Wednesday, December 30, 2015

One Thing Different

Yesterday I went to see the neurologist for the first time since I've been in the hospital. They did a nerve conduction test. It was super fun.

Essentially they shocked the nerves in my hands and legs with electricity to make them move and measure the results. Then they came in and took a tiny needle with a stethoscope on it and poked it into me to listen to the electricity travel through my muscles.

It was super fun (that sentence oozes with sarcasm).

And I was fine. More than fine actually. With the amount of weakness I exhibited in the hospital, he really thought I would have permanent damage. And there wasn't any. He commented how I was doing extraordinarily well and didn't need to see me for three months. He cleared me to work and travel as much as I felt I could.

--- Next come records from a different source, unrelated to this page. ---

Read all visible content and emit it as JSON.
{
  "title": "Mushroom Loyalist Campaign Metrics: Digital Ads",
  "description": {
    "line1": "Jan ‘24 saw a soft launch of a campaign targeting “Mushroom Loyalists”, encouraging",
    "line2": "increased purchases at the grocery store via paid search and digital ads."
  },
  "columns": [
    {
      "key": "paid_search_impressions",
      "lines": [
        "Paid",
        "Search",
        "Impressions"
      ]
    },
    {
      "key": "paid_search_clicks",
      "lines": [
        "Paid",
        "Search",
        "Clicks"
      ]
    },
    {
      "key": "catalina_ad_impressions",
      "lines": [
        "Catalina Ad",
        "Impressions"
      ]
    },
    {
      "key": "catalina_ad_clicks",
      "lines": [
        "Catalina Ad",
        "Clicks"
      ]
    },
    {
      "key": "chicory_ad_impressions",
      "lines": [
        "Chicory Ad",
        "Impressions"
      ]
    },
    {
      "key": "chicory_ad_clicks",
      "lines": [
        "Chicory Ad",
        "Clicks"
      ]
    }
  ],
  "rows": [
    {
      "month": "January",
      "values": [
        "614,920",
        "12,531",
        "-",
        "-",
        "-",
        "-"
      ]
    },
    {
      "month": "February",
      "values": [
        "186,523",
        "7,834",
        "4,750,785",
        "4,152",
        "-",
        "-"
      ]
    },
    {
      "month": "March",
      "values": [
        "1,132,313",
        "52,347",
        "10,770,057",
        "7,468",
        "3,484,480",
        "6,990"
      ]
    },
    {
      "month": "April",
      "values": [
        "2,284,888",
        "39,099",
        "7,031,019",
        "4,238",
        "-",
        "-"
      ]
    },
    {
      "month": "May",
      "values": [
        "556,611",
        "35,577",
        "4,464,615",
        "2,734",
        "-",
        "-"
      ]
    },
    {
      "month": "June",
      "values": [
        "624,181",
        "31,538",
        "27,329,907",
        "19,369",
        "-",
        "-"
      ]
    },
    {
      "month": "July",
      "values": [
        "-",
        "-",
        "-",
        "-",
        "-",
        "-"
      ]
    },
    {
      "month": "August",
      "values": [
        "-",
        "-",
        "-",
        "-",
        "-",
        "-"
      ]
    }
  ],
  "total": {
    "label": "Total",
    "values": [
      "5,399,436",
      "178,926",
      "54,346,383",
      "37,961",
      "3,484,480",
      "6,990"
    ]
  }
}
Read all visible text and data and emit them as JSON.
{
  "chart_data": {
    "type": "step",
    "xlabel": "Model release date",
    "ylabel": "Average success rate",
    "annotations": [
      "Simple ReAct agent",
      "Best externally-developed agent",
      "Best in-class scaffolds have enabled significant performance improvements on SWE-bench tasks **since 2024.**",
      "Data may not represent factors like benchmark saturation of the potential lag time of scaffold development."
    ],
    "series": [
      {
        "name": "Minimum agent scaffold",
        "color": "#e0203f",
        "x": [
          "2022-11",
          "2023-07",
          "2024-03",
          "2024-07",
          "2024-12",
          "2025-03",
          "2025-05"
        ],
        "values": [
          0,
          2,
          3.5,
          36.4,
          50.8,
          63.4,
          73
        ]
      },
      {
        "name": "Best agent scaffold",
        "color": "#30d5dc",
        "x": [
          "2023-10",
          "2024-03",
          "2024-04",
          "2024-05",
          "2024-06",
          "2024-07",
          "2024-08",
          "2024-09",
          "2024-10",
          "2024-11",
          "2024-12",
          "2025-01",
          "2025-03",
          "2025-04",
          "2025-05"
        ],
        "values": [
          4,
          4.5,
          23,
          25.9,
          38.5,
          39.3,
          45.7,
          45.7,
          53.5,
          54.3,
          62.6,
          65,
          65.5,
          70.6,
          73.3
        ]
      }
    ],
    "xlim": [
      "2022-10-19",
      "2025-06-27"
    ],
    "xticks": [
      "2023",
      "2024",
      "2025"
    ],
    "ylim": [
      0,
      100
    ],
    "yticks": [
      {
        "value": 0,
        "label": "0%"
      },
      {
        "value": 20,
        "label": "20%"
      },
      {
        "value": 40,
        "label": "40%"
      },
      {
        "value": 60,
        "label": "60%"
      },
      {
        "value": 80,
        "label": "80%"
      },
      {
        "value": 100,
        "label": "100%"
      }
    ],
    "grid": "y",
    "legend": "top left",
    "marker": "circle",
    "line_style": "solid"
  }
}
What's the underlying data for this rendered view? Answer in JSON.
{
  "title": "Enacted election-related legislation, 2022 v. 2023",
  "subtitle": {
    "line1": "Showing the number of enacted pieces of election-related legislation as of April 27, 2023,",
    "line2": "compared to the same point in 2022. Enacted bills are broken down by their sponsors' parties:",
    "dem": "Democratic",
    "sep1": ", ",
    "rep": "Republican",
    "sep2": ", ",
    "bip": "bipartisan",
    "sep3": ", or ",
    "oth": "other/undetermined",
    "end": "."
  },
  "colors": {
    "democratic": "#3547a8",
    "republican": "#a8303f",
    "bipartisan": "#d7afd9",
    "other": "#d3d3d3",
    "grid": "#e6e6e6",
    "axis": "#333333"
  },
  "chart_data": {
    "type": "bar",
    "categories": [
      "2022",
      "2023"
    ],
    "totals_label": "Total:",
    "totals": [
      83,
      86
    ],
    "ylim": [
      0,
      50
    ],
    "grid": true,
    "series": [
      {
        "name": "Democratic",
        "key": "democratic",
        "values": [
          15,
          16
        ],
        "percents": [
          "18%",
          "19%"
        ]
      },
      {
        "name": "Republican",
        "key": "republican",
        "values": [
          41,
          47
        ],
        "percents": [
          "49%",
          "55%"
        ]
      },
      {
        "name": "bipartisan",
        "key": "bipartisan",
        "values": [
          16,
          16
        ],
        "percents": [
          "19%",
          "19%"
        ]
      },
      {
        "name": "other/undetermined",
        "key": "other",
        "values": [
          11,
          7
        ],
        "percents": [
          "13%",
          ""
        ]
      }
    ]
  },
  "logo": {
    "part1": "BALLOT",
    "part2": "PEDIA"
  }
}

He also confirmed that I'm not crazy, and that doing things like driving and playing the piano and organ really do take more neural energy because the signals have to take the long way through my nerves instead of travelling along the outside quick route - the myelin sheaths - you know, because they're broken. 

But the most interesting thing he said was this; had one thing gone differently that Tuesday (the one I ended up in the hospital)... things would have ended up much, MUCH worse. Had I not called the Teledoc and that doctor had told me to go to the ER, had the ER doc not followed his gut and insisted we get the neurologist involved, had they decided to use the lumbar puncture results as the determining factor in the diagnosis and not done other tests... the disease would have been allowed to progress unchecked. I could have been hospitalized for months. I could have even died. 

But that isn't how things were. Everything lined up perfectly so I got the care I needed. And I will be fine. 

I am so grateful for that. Some people might say I should be upset with God that I even got this disease. But from what I can tell, He was there helping things to go well. I can see so many blessings from this; I am learning to listen to my body again (and its a process), I learned to accept help, I felt loved and cared for... and there were so many other things.